What Is Wrong With IDL

Introduction

It seems to be a widely accepted fact that statically typed languages are less error-prone and are more assisting in finding common programming errors related to data manipulations. In fact, those languages that are known as "system-programming languages" tend to be statically typed - this is at least the case for Ada, C++ and Java and static type safety is often cited as an advantage of these languages.

The static type systems provide many benefits, but there is one important condition that must be met for them to be useful: all components that take part in data manipulation or data exchange have to be consistent in the sense that they must use the same definitions of all involved data structures.

The consistency between components is easy to achieve if the whole system is built with a tool that is able to check all artifacts against the given set of definitions. Compilers and linkers can do that reasonably well for a single program - even if the program is logically made of many components (modules, classes, functions, etc.), there is always some way to ensure that the same data structure definitions are used everywhere. Most importantly, when the structure definition is modified, the tool-chain can ensure that relevant components are updated to take these modifications into account.

Problem - it does not scale up for separate programs

The development workflow that was invented for single programs is rarely practical in distributed systems, where various components of the system are themselves programs. Even though each such program can be self-consistent with regard to the data structures that are in use, ensuring this consistency for the whole system is much more challenging.

An obvious solution is to try to scale up the same approach that worked for single programs - that is, to find a tool that will overview the building phase of the whole system and ensure that a single definition of all involved data structures will be used by all components.

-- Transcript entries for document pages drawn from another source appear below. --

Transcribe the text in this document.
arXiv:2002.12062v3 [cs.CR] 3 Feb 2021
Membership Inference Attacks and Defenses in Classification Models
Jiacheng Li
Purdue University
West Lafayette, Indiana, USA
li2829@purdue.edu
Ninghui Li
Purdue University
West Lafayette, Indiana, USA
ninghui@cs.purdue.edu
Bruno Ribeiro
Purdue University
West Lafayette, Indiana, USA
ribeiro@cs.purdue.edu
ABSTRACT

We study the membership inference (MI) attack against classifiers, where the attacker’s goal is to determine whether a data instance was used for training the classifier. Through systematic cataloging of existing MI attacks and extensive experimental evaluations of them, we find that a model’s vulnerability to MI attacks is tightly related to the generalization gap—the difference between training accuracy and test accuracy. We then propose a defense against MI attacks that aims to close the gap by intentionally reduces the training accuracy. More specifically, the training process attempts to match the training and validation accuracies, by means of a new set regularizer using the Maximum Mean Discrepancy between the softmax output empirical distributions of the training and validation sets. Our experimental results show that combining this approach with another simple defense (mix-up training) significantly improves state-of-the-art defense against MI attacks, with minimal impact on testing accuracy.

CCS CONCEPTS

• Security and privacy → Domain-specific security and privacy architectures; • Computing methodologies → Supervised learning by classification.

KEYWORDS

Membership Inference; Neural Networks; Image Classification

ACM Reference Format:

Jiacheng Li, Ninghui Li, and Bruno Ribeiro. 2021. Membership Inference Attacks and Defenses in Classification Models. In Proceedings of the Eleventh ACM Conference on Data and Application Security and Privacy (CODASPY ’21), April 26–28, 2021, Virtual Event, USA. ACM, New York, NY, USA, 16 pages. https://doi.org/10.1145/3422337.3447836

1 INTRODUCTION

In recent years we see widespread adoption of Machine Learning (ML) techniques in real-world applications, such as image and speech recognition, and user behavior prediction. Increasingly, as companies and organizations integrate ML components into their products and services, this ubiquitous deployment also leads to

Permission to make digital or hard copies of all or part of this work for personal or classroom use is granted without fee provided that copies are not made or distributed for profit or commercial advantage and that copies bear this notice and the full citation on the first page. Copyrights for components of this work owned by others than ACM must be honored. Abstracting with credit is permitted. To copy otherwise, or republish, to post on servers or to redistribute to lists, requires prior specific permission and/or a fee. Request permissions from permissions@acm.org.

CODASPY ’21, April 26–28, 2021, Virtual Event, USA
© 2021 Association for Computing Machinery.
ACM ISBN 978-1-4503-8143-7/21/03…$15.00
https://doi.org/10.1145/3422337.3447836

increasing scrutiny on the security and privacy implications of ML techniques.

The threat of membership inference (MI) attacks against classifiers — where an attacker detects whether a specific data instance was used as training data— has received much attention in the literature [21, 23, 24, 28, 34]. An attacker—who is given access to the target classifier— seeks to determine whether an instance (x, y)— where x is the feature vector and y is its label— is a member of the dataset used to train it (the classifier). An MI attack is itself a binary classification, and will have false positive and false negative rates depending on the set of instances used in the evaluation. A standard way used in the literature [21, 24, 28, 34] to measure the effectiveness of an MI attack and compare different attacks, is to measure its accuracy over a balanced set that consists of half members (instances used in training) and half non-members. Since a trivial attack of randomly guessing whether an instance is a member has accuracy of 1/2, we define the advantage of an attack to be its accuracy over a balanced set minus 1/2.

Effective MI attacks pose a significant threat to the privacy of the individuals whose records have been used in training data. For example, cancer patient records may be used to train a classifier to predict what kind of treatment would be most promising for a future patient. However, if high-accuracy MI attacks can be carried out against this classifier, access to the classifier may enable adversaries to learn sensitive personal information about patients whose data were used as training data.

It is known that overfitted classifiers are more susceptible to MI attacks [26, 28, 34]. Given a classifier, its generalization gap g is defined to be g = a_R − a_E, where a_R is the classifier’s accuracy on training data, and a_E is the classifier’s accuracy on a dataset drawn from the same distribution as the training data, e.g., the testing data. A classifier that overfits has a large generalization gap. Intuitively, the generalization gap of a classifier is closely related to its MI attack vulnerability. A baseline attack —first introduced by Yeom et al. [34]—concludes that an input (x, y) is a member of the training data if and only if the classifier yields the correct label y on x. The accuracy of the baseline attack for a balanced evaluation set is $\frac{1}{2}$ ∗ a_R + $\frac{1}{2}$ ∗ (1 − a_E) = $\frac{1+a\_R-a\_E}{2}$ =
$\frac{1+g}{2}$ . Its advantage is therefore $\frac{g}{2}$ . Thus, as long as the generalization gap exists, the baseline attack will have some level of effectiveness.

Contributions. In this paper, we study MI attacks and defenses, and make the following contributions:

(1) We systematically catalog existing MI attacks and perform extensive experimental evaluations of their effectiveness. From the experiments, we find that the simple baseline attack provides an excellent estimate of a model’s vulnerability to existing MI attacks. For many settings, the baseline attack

Many communication frameworks are designed around this concept with some form of Interface Definition Language (IDL) as a vehicle for defining data structures and invocation signatures that are used for component interactions. Depending on the actual goal the IDL can be either language-neutral to allow its use with different programming languages - CORBA IDL is a popular example - or it can be actually a subset of the chosen programming language for mono-lingual systems - Java RMI or Ada Distributed Systems Annex use this approach. In any case, the IDL specification files are just extensions to the build process that is still conceptually valid as long as the build phase of the whole system can be managed as a single activity.

The problem with distributed systems is that this single-phase-build assumption is very often not true - and the bigger the system is in terms of its scale of deployment, the less likely it is that the build procedures for the whole will be managed centrally.

Not only it is difficult to control all possible applications in a distributed system, but in practice it might be even impossible to convince all interested parties to upgrade their software at the same time when the modifications are introduced to the interface descriptions.

A simple and at the same time the most spectacular example of how challenging this might be is the World Wide Web with its several versions of HTML (and other) standards on the server side and several versions of browsers on the client side - obviously, even if there was conceptually only one "specification" of the web, the reality would involve the coexistence of different history snapshots of that specification. This unavoidable coexistence of inconsistent descriptions is what violates the simple single-phase-build assumption for distributed systems of any non-trivial size.

What might be the practical manifestation of this problem? The author has evaluated one of the many commercial communication products that use IDL as the vehicle for enforcing the static type safety and for the sake of experiment prepared a client-server pair of programs that used inconsistent IDL description for the exchanged data structure. During the test the server program ordinarily crashed due to memory allocation exception in its marshalling routines. Granted, this is largely a quality of implementation issue that might be handled much better by the communication framework, but in this particular case a small IDL inconsistency was enough to bring the server down. The inconsistency involved different order of fields in the data structure and as such need not even be a trivial target of the malicious attack - such an incostistency could be easily introduced in the system as a deployment mistake.

What is particularly striking in this example is that what was supposed to prevent errors actually created a severe security and reliability hole.

Distributed systems are dynamically typed

A reasonable solution to this problem is to be explicitly permissive in handling of messages and data structures. This means that the components that receive messages and data from their remote counterparts have to be flexible in accepting and interpreting the message content.

With statically typed system this solution usually has the form of general types or unions that can act as containers for whatever data is needed. It is also not uncommon to see a similar approach taken with regard to message names, where a single "statically typed" function has a string parameter describing the actual action to take - in Java terms a combination of these two approaches might in the extreme case look like this:

interface Server {
    Object execute(String actionName, Object[] parameters);
}

This example might look extreme, but in fact it is not even artificial - real-life interfaces exist with similar signatures.

Obviously, the above is just a poor-man attempt to build a dynamic type system on top of the static one. But is this a proper approach?

It can be argued that a real solution to this problem is to openly recognize the fact that statically-typed approaches do not work very well with the distributed scale of deployment and to admit that well-supported dynamic type system is more appropriate as a foundation for a messaging framework. Interestingly, it is always possible to build a static system on top of dynamic one with the help of code generators, but recovering missing flexibility (or even reliability!) from the static framework is much more difficult.